Karl Kraus ca. Aufruf

Prag
01.09.1934 – 01.03.1937

[195.] Im September 1934 veröffentlichte der bereits einmal von Kraus belangte Autor Egon Butschowitz hinter dem Pseudonym Lucien Verneau den Artikel "Die Fackel schwelt", in dem er die im Juli 1934 erschienene Fackel Nr. 890-905 einer beleidigenden Kritik unterzog.

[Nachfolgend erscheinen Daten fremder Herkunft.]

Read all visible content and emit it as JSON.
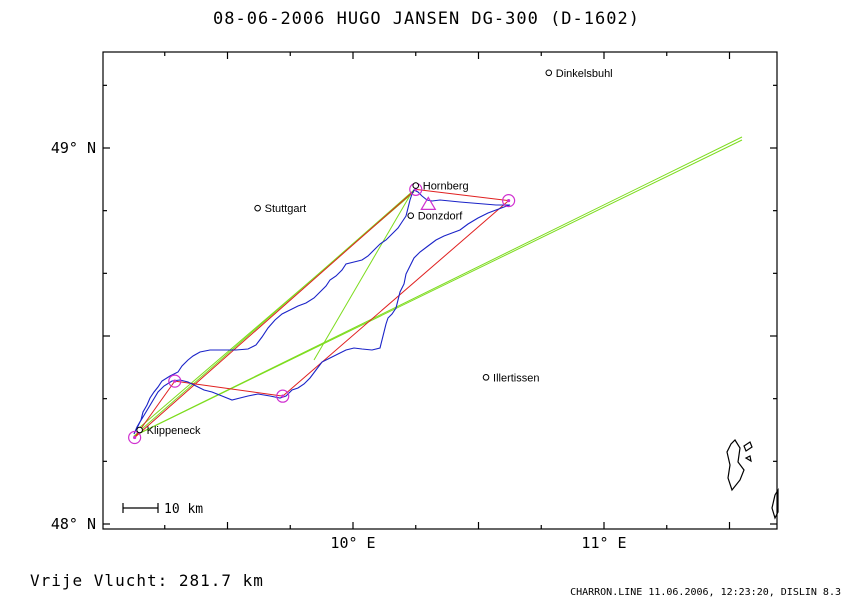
{
  "title": "08-06-2006    HUGO JANSEN    DG-300 (D-1602)",
  "footer": {
    "distance": "Vrije Vlucht:  281.7 km",
    "credit": "CHARRON.LINE 11.06.2006, 12:23:20, DISLIN 8.3"
  },
  "axes": {
    "lat_labels": [
      {
        "lat": 49.0,
        "label": "49° N"
      },
      {
        "lat": 48.0,
        "label": "48° N"
      }
    ],
    "lon_labels": [
      {
        "lon": 10.0,
        "label": "10° E"
      },
      {
        "lon": 11.0,
        "label": "11° E"
      }
    ],
    "lon_range": [
      9.0,
      11.7
    ],
    "lat_range": [
      47.99,
      49.26
    ]
  },
  "scale_bar": {
    "label": "10 km"
  },
  "towns": [
    {
      "name": "Dinkelsbuhl",
      "lon": 10.78,
      "lat": 49.2
    },
    {
      "name": "Hornberg",
      "lon": 10.25,
      "lat": 48.9
    },
    {
      "name": "Donzdorf",
      "lon": 10.23,
      "lat": 48.82
    },
    {
      "name": "Stuttgart",
      "lon": 9.62,
      "lat": 48.84
    },
    {
      "name": "Illertissen",
      "lon": 10.53,
      "lat": 48.39
    },
    {
      "name": "Klippeneck",
      "lon": 9.15,
      "lat": 48.25
    }
  ],
  "turnpoints": [
    {
      "lon": 9.13,
      "lat": 48.23
    },
    {
      "lon": 9.29,
      "lat": 48.38
    },
    {
      "lon": 9.72,
      "lat": 48.34
    },
    {
      "lon": 10.25,
      "lat": 48.89
    },
    {
      "lon": 10.62,
      "lat": 48.86
    }
  ],
  "start_marker": {
    "lon": 10.3,
    "lat": 48.85
  },
  "colors": {
    "track": "#1a23c8",
    "task": "#e02020",
    "green": "#7ddc1e",
    "turnpoint": "#d030d0",
    "frame": "#000000"
  }
}
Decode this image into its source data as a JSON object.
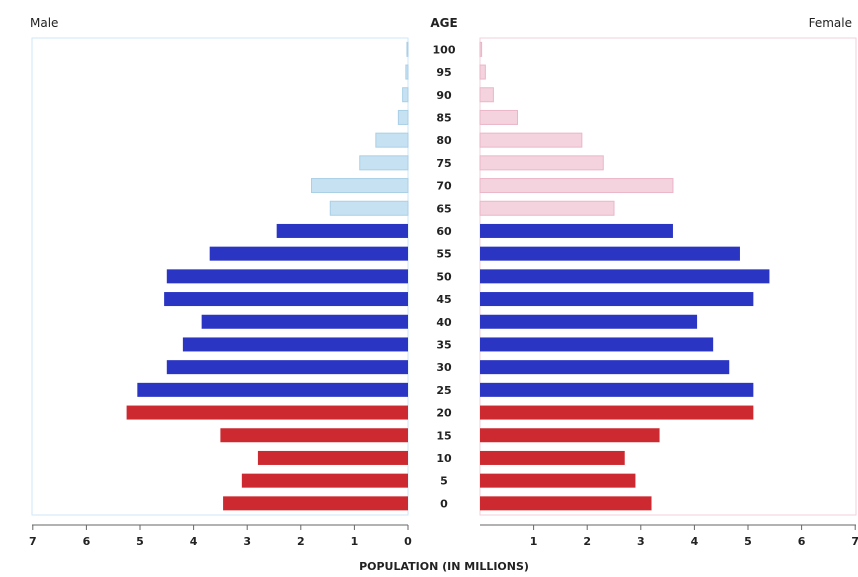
{
  "chart_data": {
    "type": "bar",
    "orientation": "horizontal",
    "title": "",
    "left_label": "Male",
    "right_label": "Female",
    "center_header": "AGE",
    "xlabel": "POPULATION (IN MILLIONS)",
    "xlim": [
      0,
      7
    ],
    "x_ticks": [
      "7",
      "6",
      "5",
      "4",
      "3",
      "2",
      "1",
      "0",
      "1",
      "2",
      "3",
      "4",
      "5",
      "6",
      "7"
    ],
    "age_groups": [
      "100",
      "95",
      "90",
      "85",
      "80",
      "75",
      "70",
      "65",
      "60",
      "55",
      "50",
      "45",
      "40",
      "35",
      "30",
      "25",
      "20",
      "15",
      "10",
      "5",
      "0"
    ],
    "series": [
      {
        "name": "Male",
        "values": [
          0.02,
          0.04,
          0.1,
          0.18,
          0.6,
          0.9,
          1.8,
          1.45,
          2.45,
          3.7,
          4.5,
          4.55,
          3.85,
          4.2,
          4.5,
          5.05,
          5.25,
          3.5,
          2.8,
          3.1,
          3.45
        ]
      },
      {
        "name": "Female",
        "values": [
          0.03,
          0.1,
          0.25,
          0.7,
          1.9,
          2.3,
          3.6,
          2.5,
          3.6,
          4.85,
          5.4,
          5.1,
          4.05,
          4.35,
          4.65,
          5.1,
          5.1,
          3.35,
          2.7,
          2.9,
          3.2
        ]
      }
    ],
    "colors": {
      "old_male": "#c6e2f2",
      "old_female": "#f4d2de",
      "working": "#2a35c4",
      "young": "#cc2a30",
      "frame_left": "#cfe7f5",
      "frame_right": "#f2d0dc"
    }
  }
}
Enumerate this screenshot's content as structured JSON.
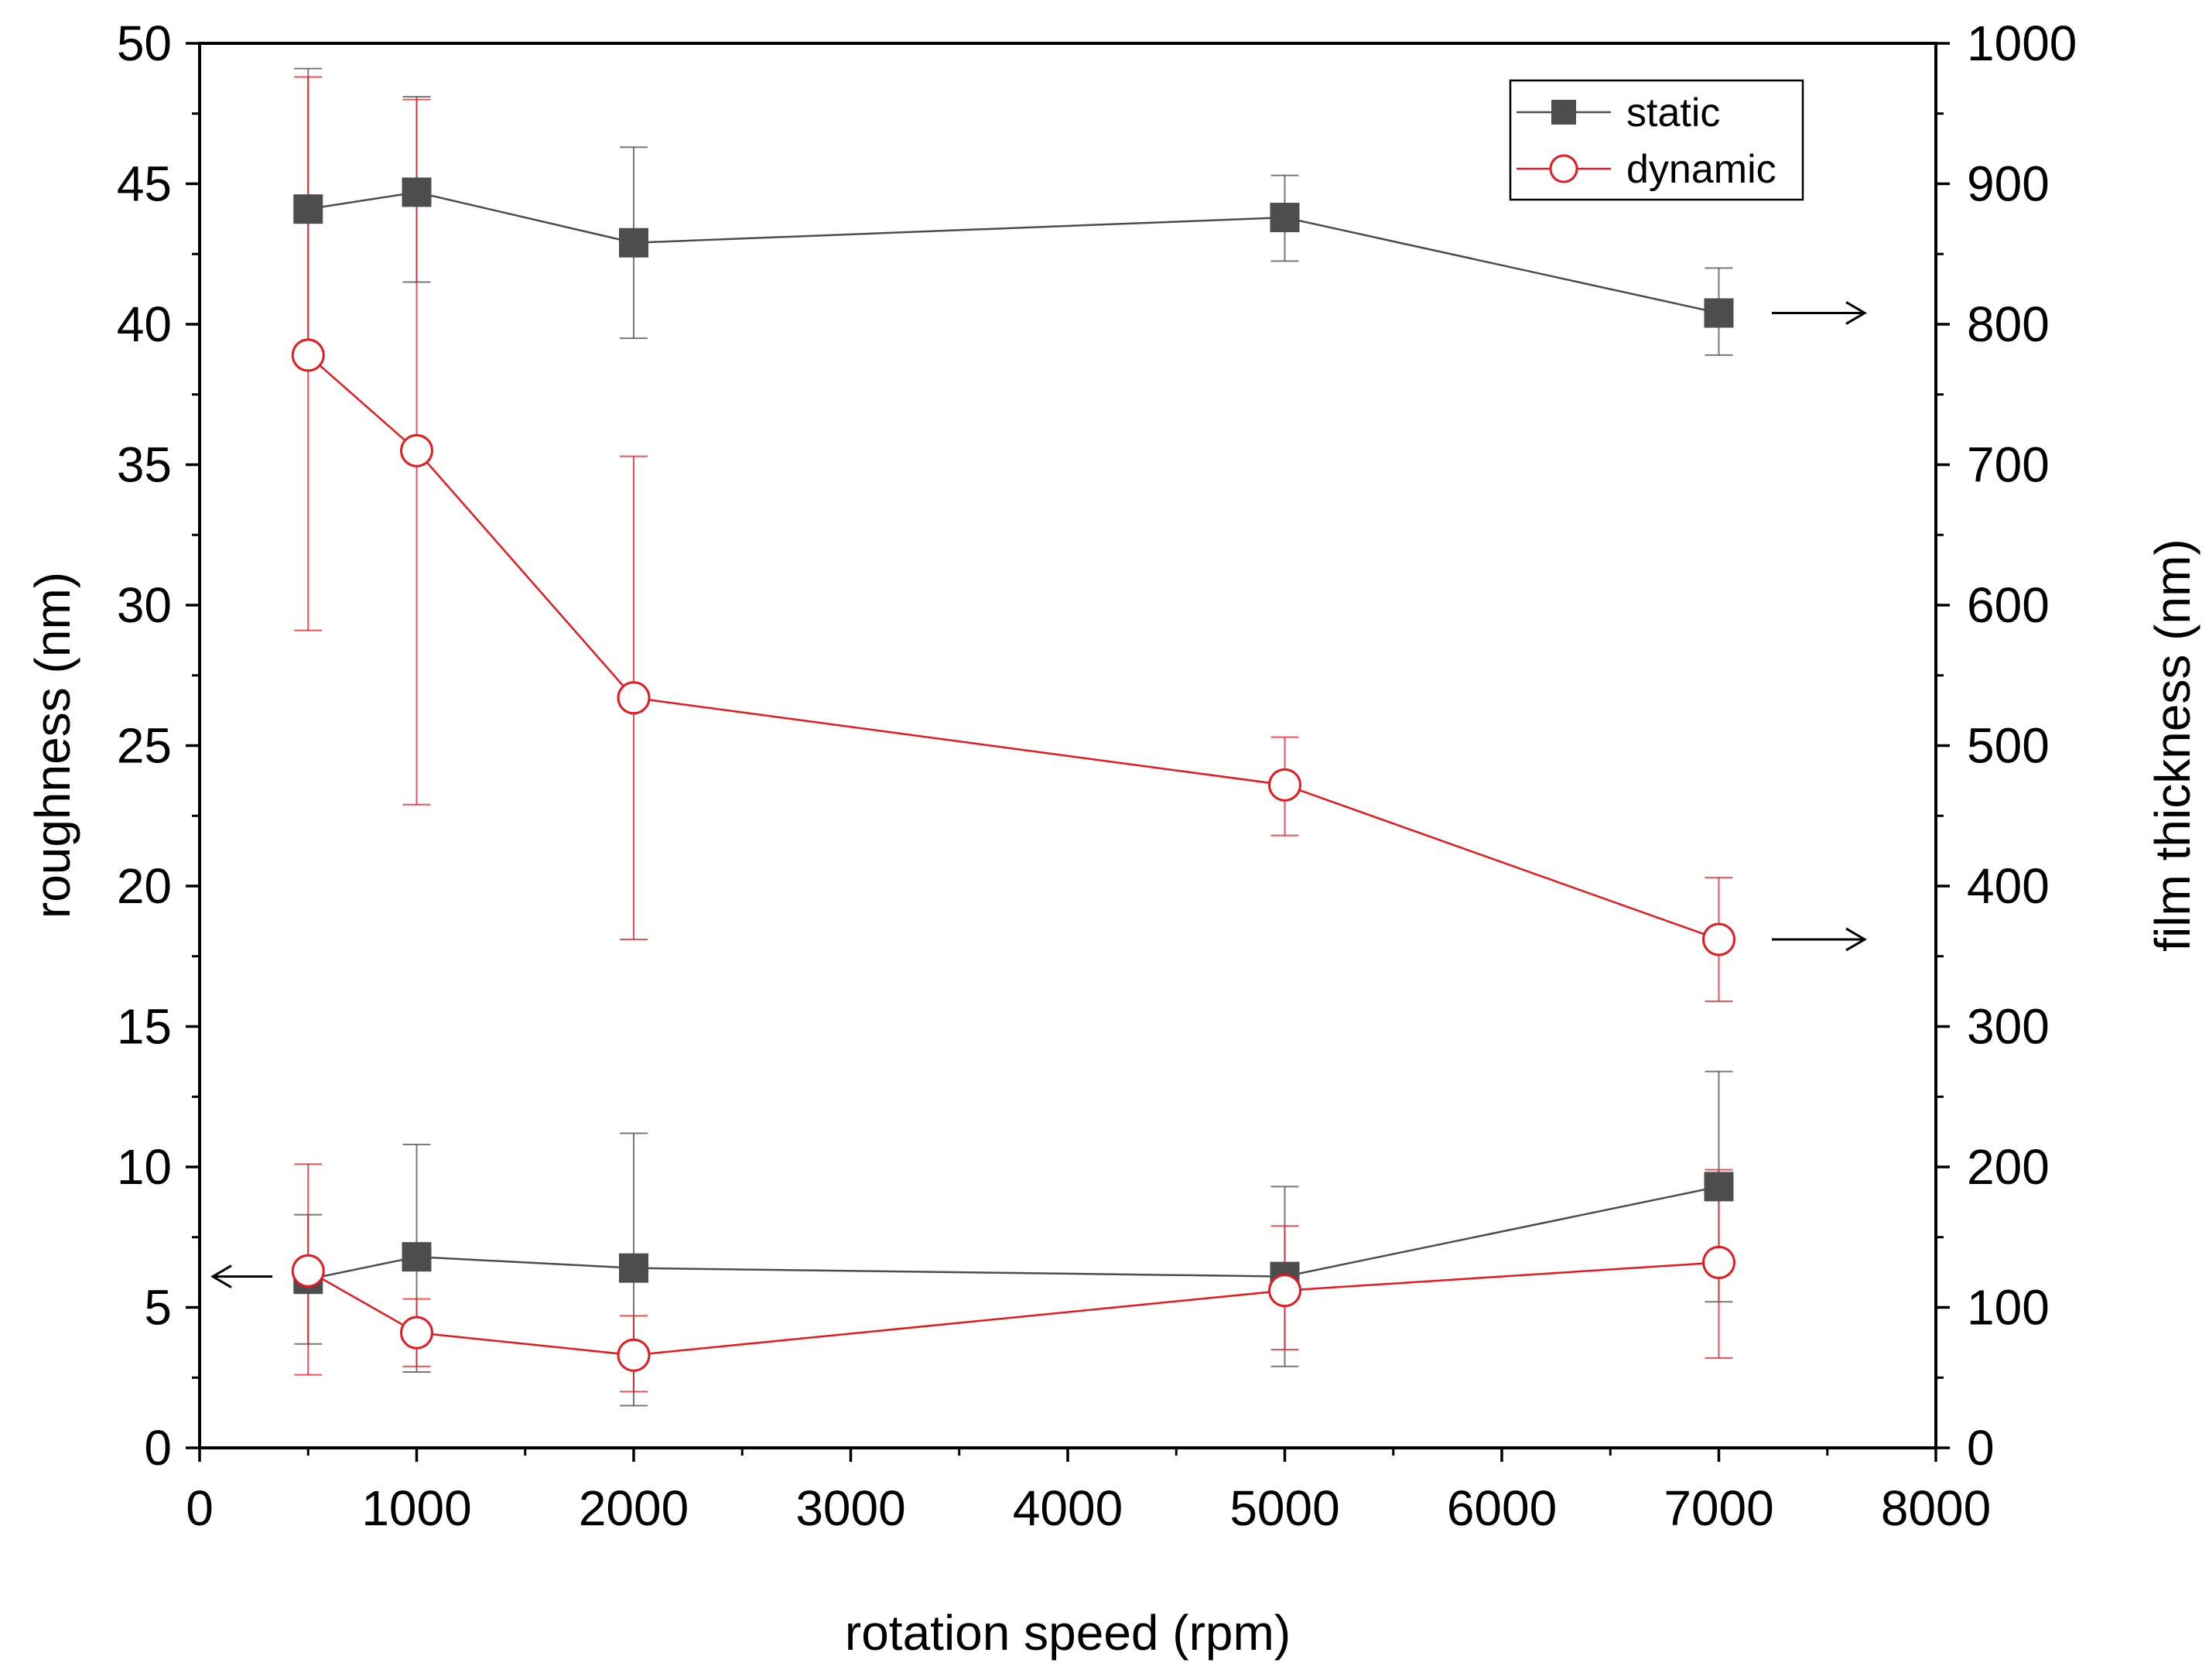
{
  "chart_data": {
    "type": "scatter",
    "xlabel": "rotation speed (rpm)",
    "ylabel_left": "roughness (nm)",
    "ylabel_right": "film thickness (nm)",
    "xlim": [
      0,
      8000
    ],
    "ylim_left": [
      0,
      50
    ],
    "ylim_right": [
      0,
      1000
    ],
    "x_ticks": [
      0,
      1000,
      2000,
      3000,
      4000,
      5000,
      6000,
      7000,
      8000
    ],
    "y_left_ticks": [
      0,
      5,
      10,
      15,
      20,
      25,
      30,
      35,
      40,
      45,
      50
    ],
    "y_right_ticks": [
      0,
      100,
      200,
      300,
      400,
      500,
      600,
      700,
      800,
      900,
      1000
    ],
    "grid": false,
    "legend_position": "top-right",
    "legend": [
      {
        "label": "static",
        "marker": "filled-square",
        "color": "#4d4d4d"
      },
      {
        "label": "dynamic",
        "marker": "open-circle",
        "color": "#e8191e"
      }
    ],
    "series": [
      {
        "legend": "static",
        "quantity": "film thickness",
        "axis": "right",
        "color": "#4d4d4d",
        "marker": "filled-square",
        "x": [
          500,
          1000,
          2000,
          5000,
          7000
        ],
        "y": [
          882,
          894,
          858,
          876,
          808
        ],
        "err_low": [
          780,
          830,
          790,
          845,
          778
        ],
        "err_high": [
          982,
          962,
          926,
          906,
          840
        ]
      },
      {
        "legend": "dynamic",
        "quantity": "film thickness",
        "axis": "right",
        "color": "#e8191e",
        "marker": "open-circle",
        "x": [
          500,
          1000,
          2000,
          5000,
          7000
        ],
        "y": [
          778,
          710,
          534,
          472,
          362
        ],
        "err_low": [
          582,
          458,
          362,
          436,
          318
        ],
        "err_high": [
          976,
          960,
          706,
          506,
          406
        ]
      },
      {
        "legend": "static",
        "quantity": "roughness",
        "axis": "left",
        "color": "#4d4d4d",
        "marker": "filled-square",
        "x": [
          500,
          1000,
          2000,
          5000,
          7000
        ],
        "y": [
          6.0,
          6.8,
          6.4,
          6.1,
          9.3
        ],
        "err_low": [
          3.7,
          2.7,
          1.5,
          2.9,
          5.2
        ],
        "err_high": [
          8.3,
          10.8,
          11.2,
          9.3,
          13.4
        ]
      },
      {
        "legend": "dynamic",
        "quantity": "roughness",
        "axis": "left",
        "color": "#e8191e",
        "marker": "open-circle",
        "x": [
          500,
          1000,
          2000,
          5000,
          7000
        ],
        "y": [
          6.3,
          4.1,
          3.3,
          5.6,
          6.6
        ],
        "err_low": [
          2.6,
          2.9,
          2.0,
          3.5,
          3.2
        ],
        "err_high": [
          10.1,
          5.3,
          4.7,
          7.9,
          9.9
        ]
      }
    ],
    "annotations": [
      {
        "kind": "arrow",
        "direction": "left",
        "points_to": "roughness axis",
        "series": "roughness"
      },
      {
        "kind": "arrow",
        "direction": "right",
        "points_to": "film thickness axis",
        "series": "static film thickness"
      },
      {
        "kind": "arrow",
        "direction": "right",
        "points_to": "film thickness axis",
        "series": "dynamic film thickness"
      }
    ]
  }
}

Kraus, dem Paranoia, Lumperei, Eitelkeit, Geldgier, Opportunismus und Feigheit unterstellt worden waren und der auch sonst lächerlich gemacht worden war, klagte den Autor und auch den verantwortlichen Redakteur Friedrich Bill. Bill engagierte für sich und Butschowitz diesmal einen Anwalt (Maximilian Reiner). Die beiden verweigerten eine Satisfaktionserklärung und wollten den Wahrheitsbeweis ihrer Behauptungen antreten, was sie dann aber vorerst nicht taten. Tatsächlich argumentierten sie wenig später, dass es sich bei Butschowitz/Verneaus Artikel um eine literarische Kritik handle und boten auch an, eine geänderte Satisfaktionserklärung zu veröffentlichen – sie würden jedoch nicht die Kosten des Verfahrens übernehmen.

Ähnlich wie Egon Schwelb im Prozess Kraus ca. Sozialdemokrat wollten sie den Wahrheitsbeweis durch umfangreiche Übersetzungen der Fackel antreten. Kurz darauf wurde angegeben, dass Butschowitz schwer erkrankt sei. Friedrich Bill erschien allein zur Hauptverhandlung und verteidigte sich nun selbst – sein Schriftsatz enthielt weitere schwere Beleidigungen. Wiederum klagte Turnovsky ausführlich über die Missstände im Gerichtswesen in der Tschechoslowakei: "Und deswegen habe ich bei jeder neuen Angelegenheit, welche ich für Herrn K. zu behandeln habe, ein einigermassen banges Gefühl." (195.47).

Wenig später starb Kraus. Im Februar 1937 wurde ein Vergleich mit Friedrich Bill erreicht, der eine Satisfaktionserklärung im Prager Mittag veröffentlichte, nachdem der Aufruf inzwischen eingegangen war. Bill wurde zudem eine Strafe von Kč 1800.- auferlegt, die ihn empfindlich traf und die immerhin die Stempel- und Dolmetschgebühren der Kraus-Prozesse deckte. Turnovsky, der eigentlich niemals daran gedacht hatte, Kraus eine Honorarnote zu stellen, begnügte sich mit sehr reduzierten Honorarkosten (195.60). Bemerkenswert ist auch, wie "unangenehm berührt" und gekränkt Rechtsanwalt Turnovsky war, nicht über die Kraus-Trauerfeier benachrichtigt worden zu sein (195.53+54).